The HECH benefit, as designed, is for beneficiaries who require no more than 360 hours of medical supervision, support or care over the course of their 30-day stay. That maximum translates to 12 hours of care per day, on average.

Naturally, Choose Home yields more Medicare savings when the average hours of care per day is lower.

While the Choose Home model has inherent cost-saving ability, it does have at least one aspect that could diminish its financial impact.

In the past, home health providers had been criticized by the Medicare Payment Advisory Commission (MedPAC) and others for over-utilization of their services to maximize payment, especially when it comes to therapy thresholds. Dobson DaVanzo & Associates cautioned a similar trend may play out with home-based extended care services under Choose Home.

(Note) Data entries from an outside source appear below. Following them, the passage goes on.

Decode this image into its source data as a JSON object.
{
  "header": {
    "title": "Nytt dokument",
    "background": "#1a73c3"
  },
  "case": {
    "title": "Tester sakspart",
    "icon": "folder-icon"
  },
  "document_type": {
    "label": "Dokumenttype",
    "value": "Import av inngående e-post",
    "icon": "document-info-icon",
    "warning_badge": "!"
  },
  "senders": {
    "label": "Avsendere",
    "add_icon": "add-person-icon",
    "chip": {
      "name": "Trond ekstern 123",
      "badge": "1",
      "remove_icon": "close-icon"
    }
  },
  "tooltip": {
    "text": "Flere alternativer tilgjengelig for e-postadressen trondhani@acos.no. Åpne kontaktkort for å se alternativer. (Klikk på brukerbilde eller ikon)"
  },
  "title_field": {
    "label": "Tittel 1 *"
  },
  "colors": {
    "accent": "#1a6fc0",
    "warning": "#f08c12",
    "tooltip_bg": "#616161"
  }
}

“The HECH add-on payment levels could invite threshold effects that could partially reduce savings and yield program integrity inquiries,” the firm noted.

LHC Group’s Myers said the post-hospital aspect of Choose Home would create a “barrier of entry,” to some extent. Still, he said, home health providers must remember the days when they were constantly under fire for improper billing.

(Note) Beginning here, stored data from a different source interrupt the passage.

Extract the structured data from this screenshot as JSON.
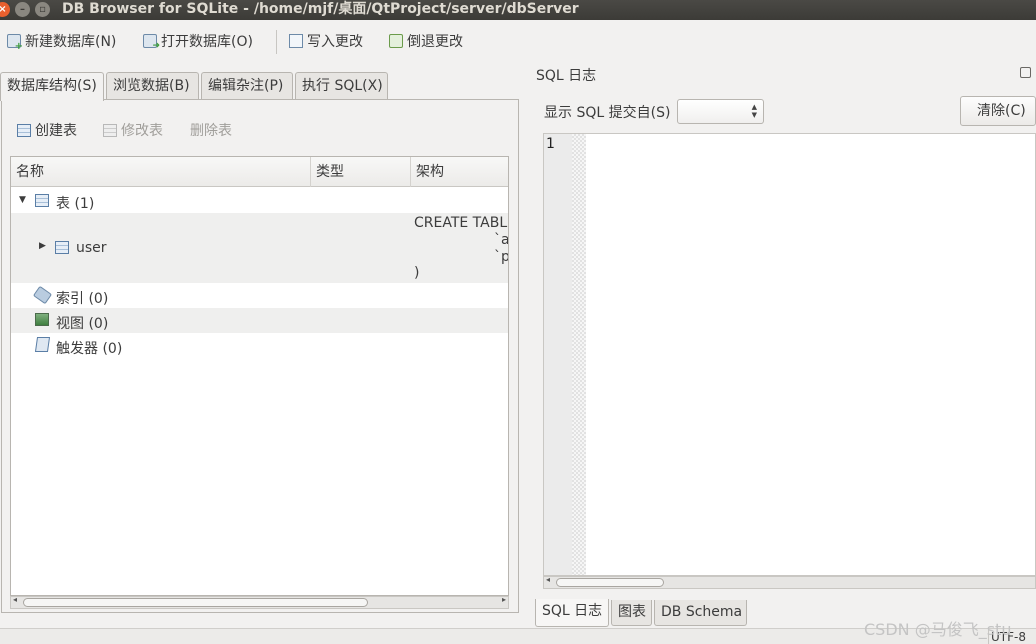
{
  "window": {
    "title": "DB Browser for SQLite - /home/mjf/桌面/QtProject/server/dbServer",
    "controls": {
      "close": "×",
      "minimize": "–",
      "maximize": "▫"
    }
  },
  "toolbar": {
    "new_db": "新建数据库(N)",
    "open_db": "打开数据库(O)",
    "write_changes": "写入更改",
    "revert_changes": "倒退更改"
  },
  "left_tabs": [
    "数据库结构(S)",
    "浏览数据(B)",
    "编辑杂注(P)",
    "执行 SQL(X)"
  ],
  "structure": {
    "create_table": "创建表",
    "modify_table": "修改表",
    "delete_table": "删除表",
    "columns": [
      "名称",
      "类型",
      "架构"
    ],
    "rows": {
      "tables": "表 (1)",
      "user": "user",
      "user_schema_lines": [
        "CREATE TABLE",
        "`a",
        "`p",
        ")"
      ],
      "indexes": "索引 (0)",
      "views": "视图 (0)",
      "triggers": "触发器 (0)"
    }
  },
  "sql_log": {
    "title": "SQL 日志",
    "show_label": "显示 SQL 提交自(S)",
    "source_value": "",
    "clear_button": "清除(C)",
    "line_number": "1"
  },
  "right_tabs": [
    "SQL 日志",
    "图表",
    "DB Schema"
  ],
  "status": {
    "encoding": "UTF-8"
  },
  "watermark": "CSDN @马俊飞_stu",
  "icons": [
    "new-db-icon",
    "open-db-icon",
    "write-changes-icon",
    "revert-changes-icon",
    "create-table-icon",
    "modify-table-icon",
    "delete-table-icon",
    "table-icon",
    "index-icon",
    "view-icon",
    "trigger-icon",
    "float-panel-icon"
  ]
}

“As an industry veteran, I’ve been in this long enough to have seen those bad days,” Myers recalled. “We need to remember those times and the lessons learned.”

Possible pushback

The Choose Home Care Act of 2021 has plenty of backers, but getting it through Congress won’t be an easy task.

For starters, the bill may receive some pushback from the SNF industry, which is still trying to recover from a severe drop in patient volumes following the worst of the COVID-19 virus.

“We adamantly oppose this bill in its current form,” a spokesperson for the American Health Care Association/National Center for Assisted Living (AHCA/NCAL) told Skilled Nursing News in a statement.

Even in the midst of COVID-19 disruption, though, many nursing home stakeholders have publicly expressed an openness to decentralized models of care, believing that facilities will always play an important role in the post-acute care landscape for the sickest of the sick patients.

“Home health has historically been a very close second to skilled nursing for Medicare post-acute discharges,” David Sedgwick, the COO and president of the San Clemente, California-based CareTrust, said in February. “And given the circumstances of COVID, I don’t think anybody’s surprised that home health has bounced back faster than skilled nursing. But I’d say that the narrative around home health permanently taking share from patients from skilled nursing is mistaken.”

“It’s just a very different type of patient,” Sedgwick added. “And those patients, well before the pandemic, have already largely been going home if at all they had that ability to do it.”

Nearly 33% of patients who go to SNFs have identical frailty scores to those who receive care at home, home health industry statistics suggest.

The idea that Choose Home would create more care options for seniors is why LeadingAge supports the bill, the aging services nonprofit said in a statement shared with HHCN. LeadingAge does not believe the bill is only about shifting volume from one setting to another.

“The Choose Home Care Act is not about directing where or how older adults receive care,” the statement said. “It simply provides one element in a range of care options we must make available to older adults and their families.”

Beyond possible pushback, Choose Home also will have to compete for congressional attention at a time when lawmakers are also contemplating trillion-dollar infrastructure packages and other health care reform efforts.

Still, home health insiders are optimistic about the bill’s chances in the Senate, with an introduction in the House likely coming in the not-too-distant future.

“I do think there’s a sense of urgency. I think the pandemic shined a light on some of the weaknesses that we have in our health care system, including this need to expand, amplify and bolster the services that folks receive in their homes,” Cunningham said. “I think our proposal is so compatible with what Americans and policymakers want right now.”